圖像重建:超快速單視角3D重建
Splatter Image: Ultra-Fast Single-View 3D Reconstruction
December 20, 2023
作者: Stanislaw Szymanowicz, Christian Rupprecht, Andrea Vedaldi
cs.AI
摘要
我們介紹了Splatter Image,這是一種超快速的單眼3D物體重建方法,操作速度達到每秒38幀。Splatter Image基於高斯飛濺技術,該技術最近為多視角重建帶來了實時渲染、快速訓練和優秀的擴展性。我們首次將高斯飛濺技術應用於單眼重建環境中。我們的方法基於學習,測試時僅需要對神經網絡進行前向評估即可進行重建。Splatter Image的主要創新在於其驚人簡單的設計:它使用2D圖像對圖像網絡,將輸入圖像映射到每個像素的一個3D高斯分布。因此產生的高斯分布形成了一個圖像,即Splatter Image。我們進一步擴展了該方法,通過添加跨視圖關注,將多於一個圖像納入輸入。由於渲染器的速度(每秒588幀),我們可以在訓練時僅使用單個GPU,同時在每次迭代中生成整個圖像,以優化像LPIPS等感知指標。在標準基準測試中,我們不僅展示了快速重建,還在PSNR、LPIPS和其他指標方面取得了比最近且成本更高的基準線更好的結果。
English
We introduce the Splatter Image, an ultra-fast approach for monocular 3D
object reconstruction which operates at 38 FPS. Splatter Image is based on
Gaussian Splatting, which has recently brought real-time rendering, fast
training, and excellent scaling to multi-view reconstruction. For the first
time, we apply Gaussian Splatting in a monocular reconstruction setting. Our
approach is learning-based, and, at test time, reconstruction only requires the
feed-forward evaluation of a neural network. The main innovation of Splatter
Image is the surprisingly straightforward design: it uses a 2D image-to-image
network to map the input image to one 3D Gaussian per pixel.

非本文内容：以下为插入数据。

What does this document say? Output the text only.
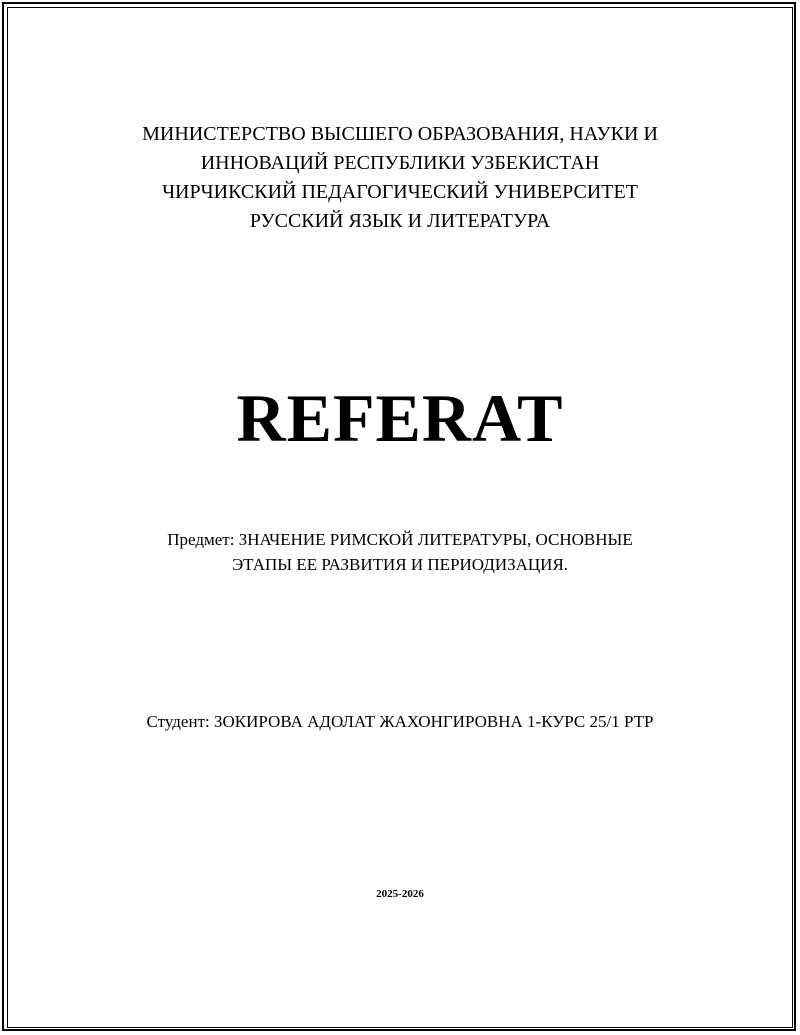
МИНИСТЕРСТВО ВЫСШЕГО ОБРАЗОВАНИЯ, НАУКИ И
ИННОВАЦИЙ РЕСПУБЛИКИ УЗБЕКИСТАН
ЧИРЧИКСКИЙ ПЕДАГОГИЧЕСКИЙ УНИВЕРСИТЕТ
РУССКИЙ ЯЗЫК И ЛИТЕРАТУРА
REFERAT
Предмет: ЗНАЧЕНИЕ РИМСКОЙ ЛИТЕРАТУРЫ, ОСНОВНЫЕ
ЭТАПЫ ЕЕ РАЗВИТИЯ И ПЕРИОДИЗАЦИЯ.
Студент: ЗОКИРОВА АДОЛАТ ЖАХОНГИРОВНА 1-КУРС 25/1 РТР
2025-2026
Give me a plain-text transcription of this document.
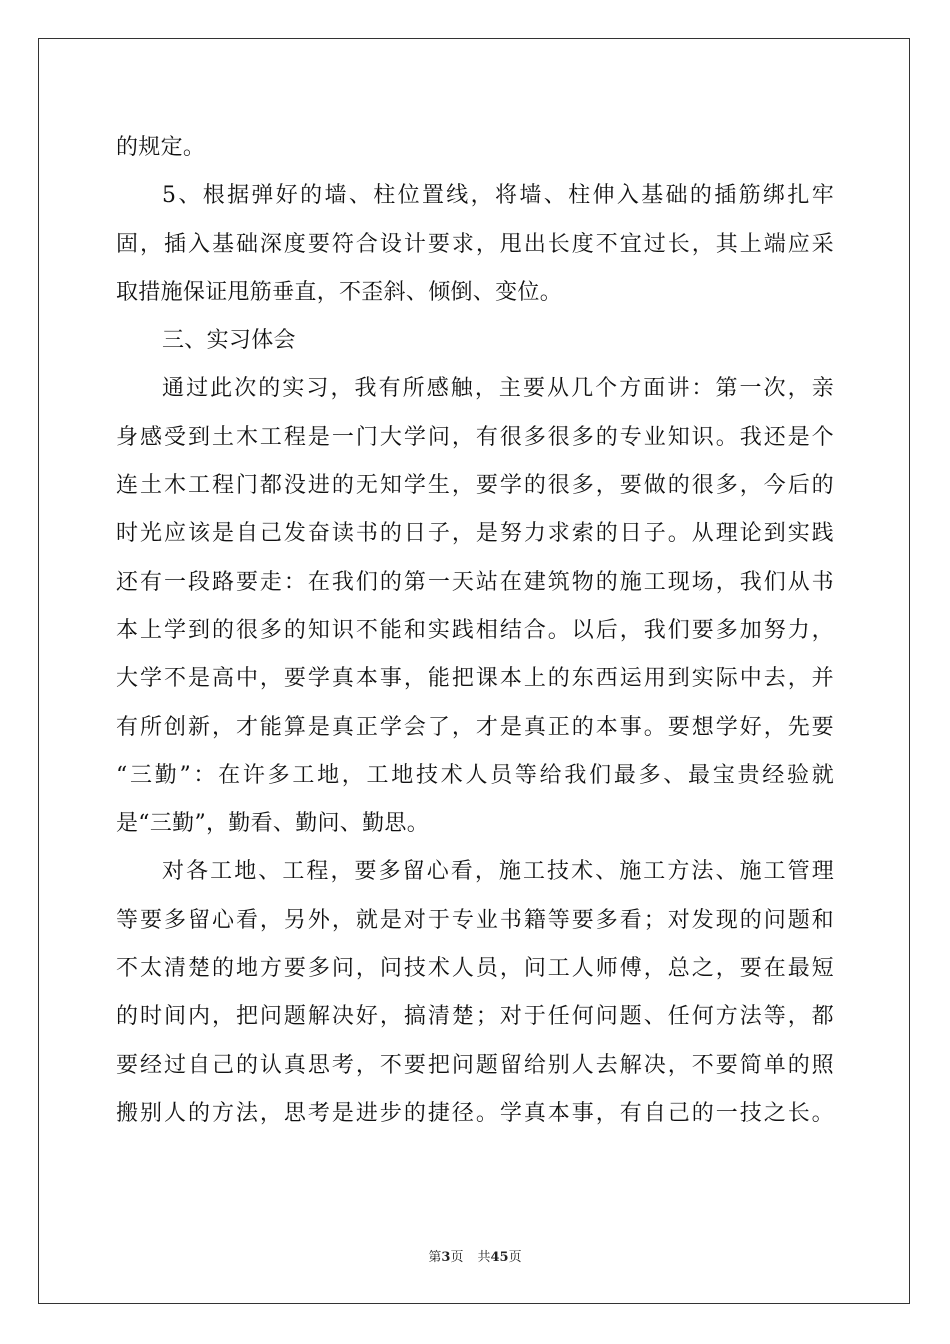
的规定。
5、根据弹好的墙、柱位置线，将墙、柱伸入基础的插筋绑扎牢
固，插入基础深度要符合设计要求，甩出长度不宜过长，其上端应采
取措施保证甩筋垂直，不歪斜、倾倒、变位。
三、实习体会
通过此次的实习，我有所感触，主要从几个方面讲：第一次，亲
身感受到土木工程是一门大学问，有很多很多的专业知识。我还是个
连土木工程门都没进的无知学生，要学的很多，要做的很多，今后的
时光应该是自己发奋读书的日子，是努力求索的日子。从理论到实践
还有一段路要走：在我们的第一天站在建筑物的施工现场，我们从书
本上学到的很多的知识不能和实践相结合。以后，我们要多加努力，
大学不是高中，要学真本事，能把课本上的东西运用到实际中去，并
有所创新，才能算是真正学会了，才是真正的本事。要想学好，先要
“三勤”：在许多工地，工地技术人员等给我们最多、最宝贵经验就
是“三勤”，勤看、勤问、勤思。
对各工地、工程，要多留心看，施工技术、施工方法、施工管理
等要多留心看，另外，就是对于专业书籍等要多看；对发现的问题和
不太清楚的地方要多问，问技术人员，问工人师傅，总之，要在最短
的时间内，把问题解决好，搞清楚；对于任何问题、任何方法等，都
要经过自己的认真思考，不要把问题留给别人去解决，不要简单的照
搬别人的方法，思考是进步的捷径。学真本事，有自己的一技之长。
第3页 共45页
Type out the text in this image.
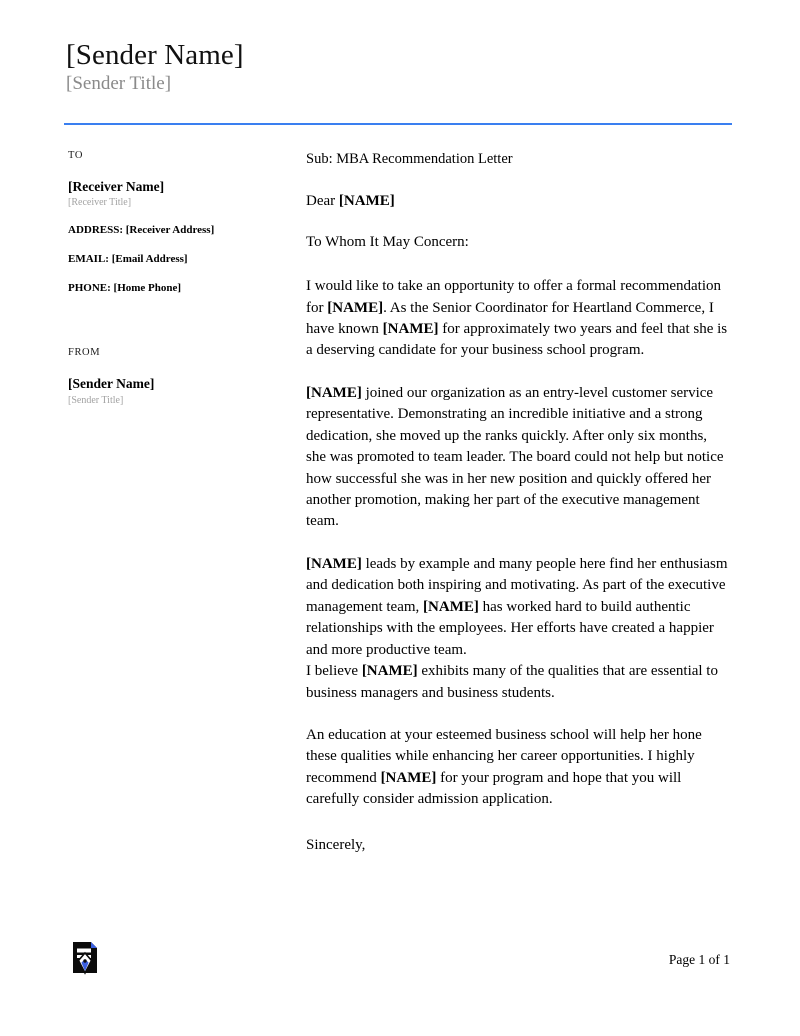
[Sender Name]
[Sender Title]
TO
[Receiver Name]
[Receiver Title]
ADDRESS: [Receiver Address]
EMAIL: [Email Address]
PHONE: [Home Phone]
FROM
[Sender Name]
[Sender Title]
Sub: MBA Recommendation Letter
Dear [NAME]
To Whom It May Concern:
I would like to take an opportunity to offer a formal recommendation for [NAME]. As the Senior Coordinator for Heartland Commerce, I have known [NAME] for approximately two years and feel that she is a deserving candidate for your business school program.
[NAME] joined our organization as an entry-level customer service representative. Demonstrating an incredible initiative and a strong dedication, she moved up the ranks quickly. After only six months, she was promoted to team leader. The board could not help but notice how successful she was in her new position and quickly offered her another promotion, making her part of the executive management team.
[NAME] leads by example and many people here find her enthusiasm and dedication both inspiring and motivating. As part of the executive management team, [NAME] has worked hard to build authentic relationships with the employees. Her efforts have created a happier and more productive team.
I believe [NAME] exhibits many of the qualities that are essential to business managers and business students.
An education at your esteemed business school will help her hone these qualities while enhancing her career opportunities. I highly recommend [NAME] for your program and hope that you will carefully consider admission application.
Sincerely,
Page 1 of 1
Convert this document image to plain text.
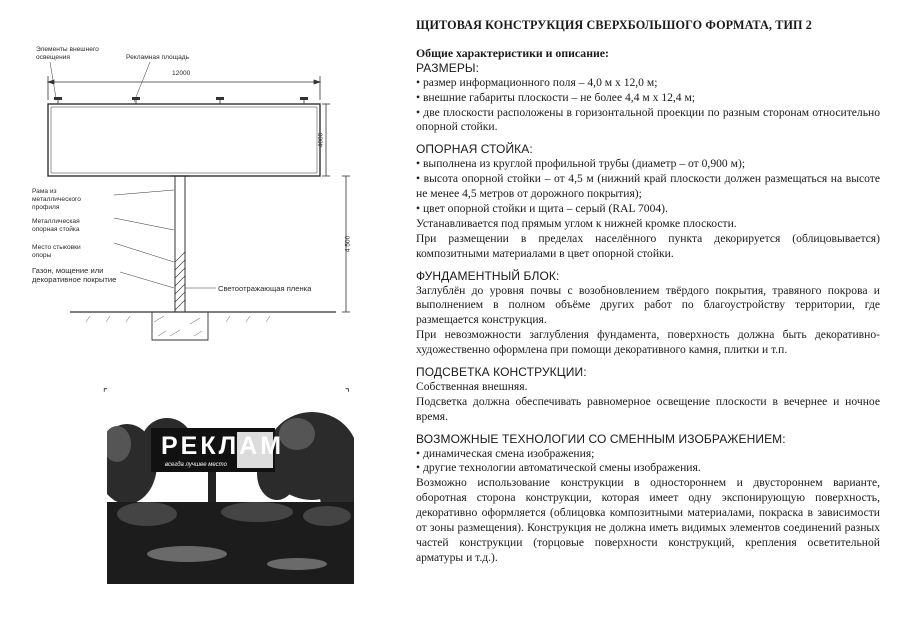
ЩИТОВАЯ КОНСТРУКЦИЯ СВЕРХБОЛЬШОГО ФОРМАТА, ТИП 2
Общие характеристики и описание:
РАЗМЕРЫ:
• размер информационного поля – 4,0 м х 12,0 м;
• внешние габариты плоскости – не более 4,4 м х 12,4 м;
• две плоскости расположены в горизонтальной проекции по разным сторонам относительно опорной стойки.
ОПОРНАЯ СТОЙКА:
• выполнена из круглой профильной трубы (диаметр – от 0,900 м);
• высота опорной стойки – от 4,5 м (нижний край плоскости должен размещаться на высоте не менее 4,5 метров от дорожного покрытия);
• цвет опорной стойки и щита – серый (RAL 7004).
Устанавливается под прямым углом к нижней кромке плоскости.
При размещении в пределах населённого пункта декорируется (облицовывается) композитными материалами в цвет опорной стойки.
ФУНДАМЕНТНЫЙ БЛОК:
Заглублён до уровня почвы с возобновлением твёрдого покрытия, травяного покрова и выполнением в полном объёме других работ по благоустройству территории, где размещается конструкция.
При невозможности заглубления фундамента, поверхность должна быть декоративно-художественно оформлена при помощи декоративного камня, плитки и т.п.
ПОДСВЕТКА КОНСТРУКЦИИ:
Собственная внешняя.
Подсветка должна обеспечивать равномерное освещение плоскости в вечернее и ночное время.
ВОЗМОЖНЫЕ ТЕХНОЛОГИИ СО СМЕННЫМ ИЗОБРАЖЕНИЕМ:
• динамическая смена изображения;
• другие технологии автоматической смены изображения.
Возможно использование конструкции в одностороннем и двустороннем варианте, оборотная сторона конструкции, которая имеет одну экспонирующую поверхность, декоративно оформляется (облицовка композитными материалами, покраска в зависимости от зоны размещения). Конструкция не должна иметь видимых элементов соединений разных частей конструкции (торцовые поверхности конструкций, крепления осветительной арматуры и т.д.).
Элементы внешнего
освещения	Рекламная площадь
12000
4000
4 500
Рама из
металлического
профиля
Металлическая
опорная стойка
Место стыковки
опоры
Газон, мощение или
декоративное покрытие
Светоотражающая пленка
⌜	⌝
РЕКЛАМ
всегда лучшее место
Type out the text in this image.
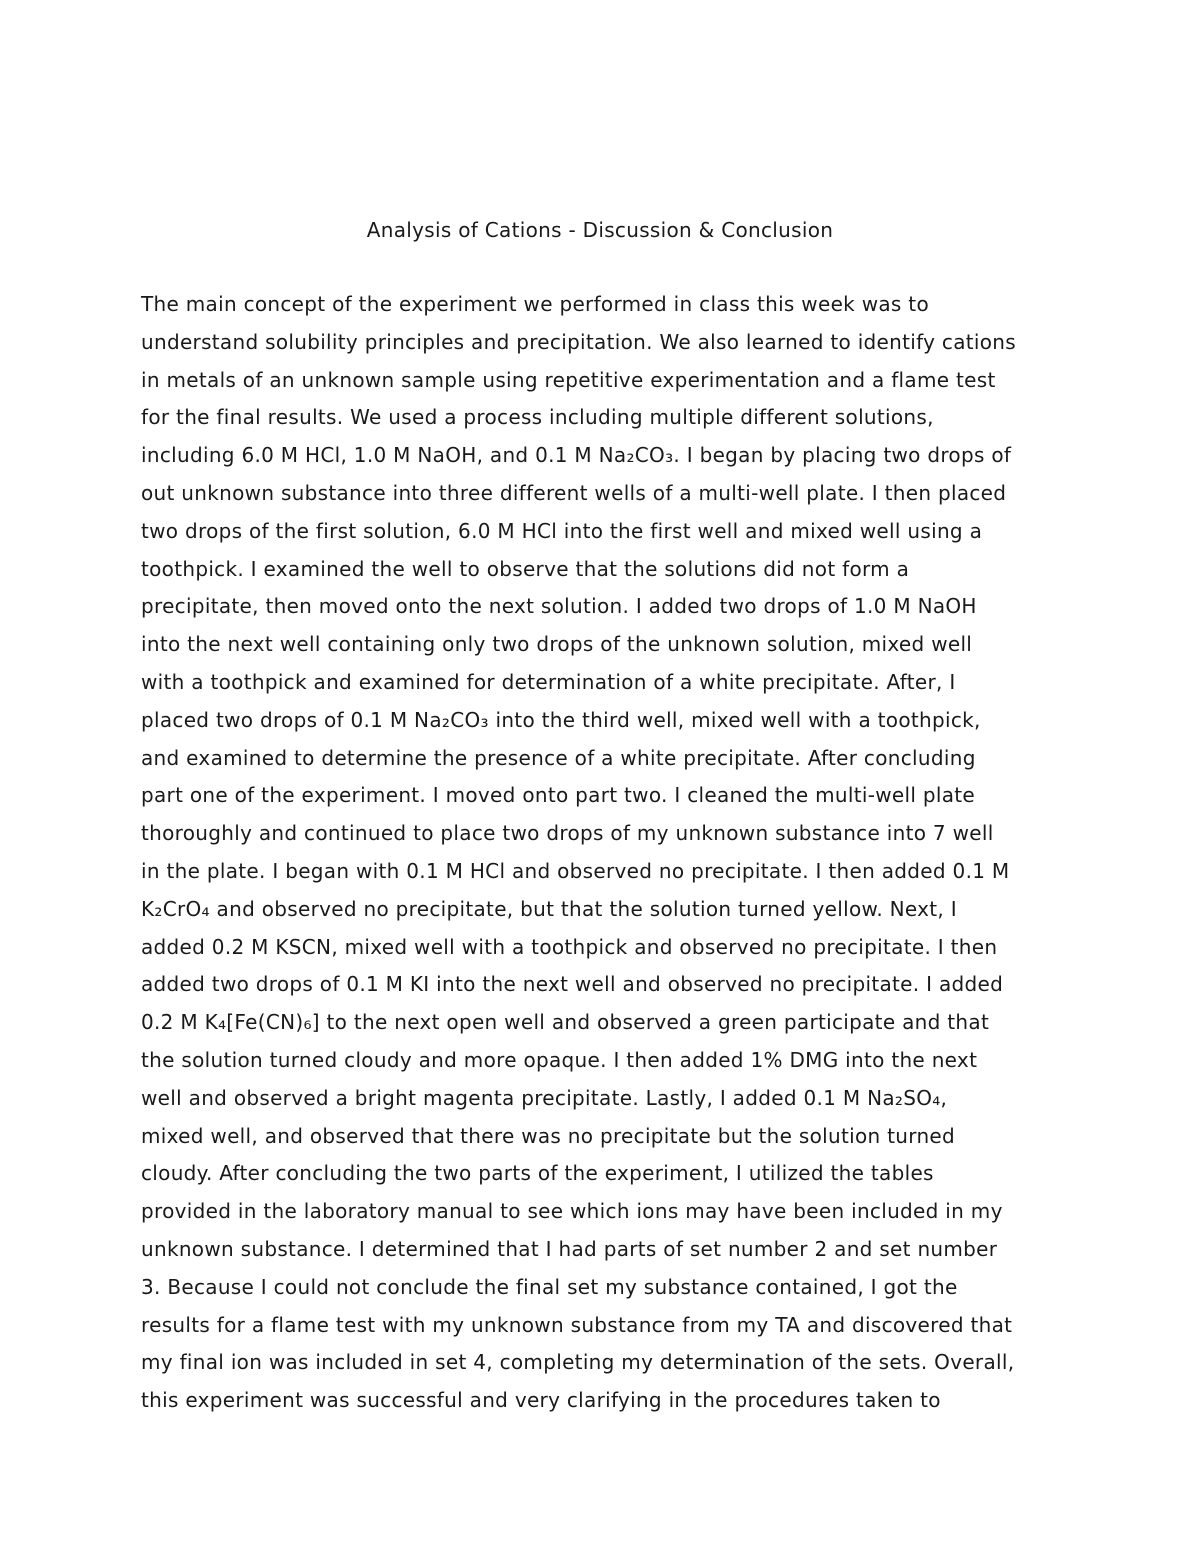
Analysis of Cations - Discussion & Conclusion
The main concept of the experiment we performed in class this week was to
understand solubility principles and precipitation. We also learned to identify cations
in metals of an unknown sample using repetitive experimentation and a flame test
for the final results. We used a process including multiple different solutions,
including 6.0 M HCl, 1.0 M NaOH, and 0.1 M Na₂CO₃. I began by placing two drops of
out unknown substance into three different wells of a multi-well plate. I then placed
two drops of the first solution, 6.0 M HCl into the first well and mixed well using a
toothpick. I examined the well to observe that the solutions did not form a
precipitate, then moved onto the next solution. I added two drops of 1.0 M NaOH
into the next well containing only two drops of the unknown solution, mixed well
with a toothpick and examined for determination of a white precipitate. After, I
placed two drops of 0.1 M Na₂CO₃ into the third well, mixed well with a toothpick,
and examined to determine the presence of a white precipitate. After concluding
part one of the experiment. I moved onto part two. I cleaned the multi-well plate
thoroughly and continued to place two drops of my unknown substance into 7 well
in the plate. I began with 0.1 M HCl and observed no precipitate. I then added 0.1 M
K₂CrO₄ and observed no precipitate, but that the solution turned yellow. Next, I
added 0.2 M KSCN, mixed well with a toothpick and observed no precipitate. I then
added two drops of 0.1 M KI into the next well and observed no precipitate. I added
0.2 M K₄[Fe(CN)₆] to the next open well and observed a green participate and that
the solution turned cloudy and more opaque. I then added 1% DMG into the next
well and observed a bright magenta precipitate. Lastly, I added 0.1 M Na₂SO₄,
mixed well, and observed that there was no precipitate but the solution turned
cloudy. After concluding the two parts of the experiment, I utilized the tables
provided in the laboratory manual to see which ions may have been included in my
unknown substance. I determined that I had parts of set number 2 and set number
3. Because I could not conclude the final set my substance contained, I got the
results for a flame test with my unknown substance from my TA and discovered that
my final ion was included in set 4, completing my determination of the sets. Overall,
this experiment was successful and very clarifying in the procedures taken to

The resulting
Gaussians thus have the form of an image, the Splatter Image. We further extend
the method to incorporate more than one image as input, which we do by adding
cross-view attention. Owning to the speed of the renderer (588 FPS), we can use
a single GPU for training while generating entire images at each iteration in
order to optimize perceptual metrics like LPIPS. On standard benchmarks, we
demonstrate not only fast reconstruction but also better results than recent
and much more expensive baselines in terms of PSNR, LPIPS, and other metrics.